Bien sabemos en Chile que la relación entre las empresas y la política es un asunto particularmente complejo, lleno de riesgos y desafíos. En los últimos años estas conexiones han estado en la primera línea del debate debido a la corrupción, al tráfico de influencias, al financiamiento ilegal y a una serie de fenómenos que nos invitan a mirar con especial recelo las interacciones del mundo público y del mundo privado.
Pero, con cierta perspectiva y buena fe, es relativamente fácil observar que se trata de una relación inevitable que, bien llevada, podría incluso implicar desarrollo y democratización. En otras palabras, más que demonizar, deberíamos transparentar.
El caso de Dominga -proyecto que ha vuelto a la palestra en los últimos días debido a su aprobación por la Coeva de Coquimbo- es un claro ejemplo de los riesgos y las responsabilidades que tenemos al abordar esta interacción entre negocios y política. Hablamos de un proyecto de gran envergadura que implica la construcción de una mina de tajo abierto, de un puerto y de una desalinizadora en los alrededores de la comuna de Higueras, muy cerca del Archipiélago de Humboldt, uno de los ecosistemas con mayor biodiversidad del mundo.

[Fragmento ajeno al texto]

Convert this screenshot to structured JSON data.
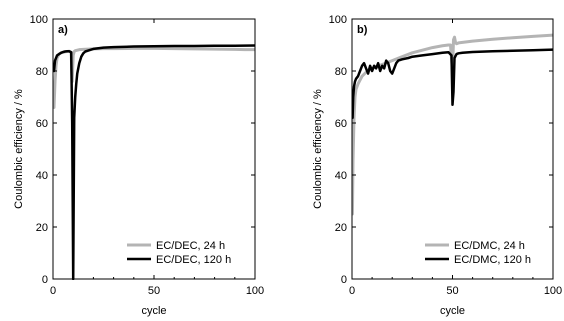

El asunto no es menor. La gran envergadura del proyecto invita a pensar que se trata de una discusión que nos seguirá acompañando por largo tiempo. La institucionalidad ambiental está operando y los aspectos regulatorios del país -bien conocidos por la empresa al momento de embarcarse en esta aventura- entran a la discusión como factor esencial a la hora de juzgar la iniciativa. Sin embargo, resulta evidente que el entorno que rodea a Dominga no se reduce a los aspectos eminentemente técnicos del proceso en que están inmersos, sino que también a asuntos políticos muchos más difíciles de interpretar.
En solo un par de días, todos los candidatos a Presidente de la República -salvo José Antonio Kast- han manifestado sus reparos a la iniciativa. Desde profundos rechazos a matizados desacuerdos. De la misma forma, hemos podido observar las demostraciones de parlamentarios y convencionales constituyentes llamando a rechazar el proyecto con carteles y declaraciones. Junto a eso, hemos visto cómo el caso se ha vuelto nuevamente una tendencia en redes sociales, con reportajes internacionales, declaraciones de activistas y las críticas de muchos ciudadanos a través de sus plataformas personales. Poco importa la opinión de los ciudadanos de la zona afectada -de los cuales 1.600 han firmado el acuerdo marco promovido por la empresa- cuando el clima de opinión dominante es tan adverso.
Y bueno, es en ese entorno donde opera la "institucionalidad ambiental". Con ese grado de presión y con esos intereses que, muchas veces, van más allá del verdadero desarrollo sostenible para nuestro país. ¿Lo que sigue? Una nueva sesión del comité de ministros donde deberán pronunciarse sobre el proyecto. Hablamos de esa misma instancia (política) que provocó el quiebre del equipo económico de la Presidenta Bachelet, con dos ministros y un subsecretario renunciando a solo meses de terminar el mandato.
El camino no será fácil, ni para quienes se oponen ni para quienes promueven el proyecto. En medio de una pandemia y de la crisis política más relevante desde el retorno a la democracia, resulta bastante evidente que en los años venideros tendremos el enorme desafío de recuperarnos económicamente. Eso no puede ser a cualquier costo, está claro.
Por lo mismo, urge que este debate no termine siendo absorbido por las pasiones propias de las trincheras. Necesitamos parar, reflexionar y escuchar. Dialogar responsablemente sobre qué desarrollo queremos para nuestro país, incorporando la dimensión técnica y política del proyecto. Y para eso, debemos ser capaces de dejar a los vociferantes en un segundo plano.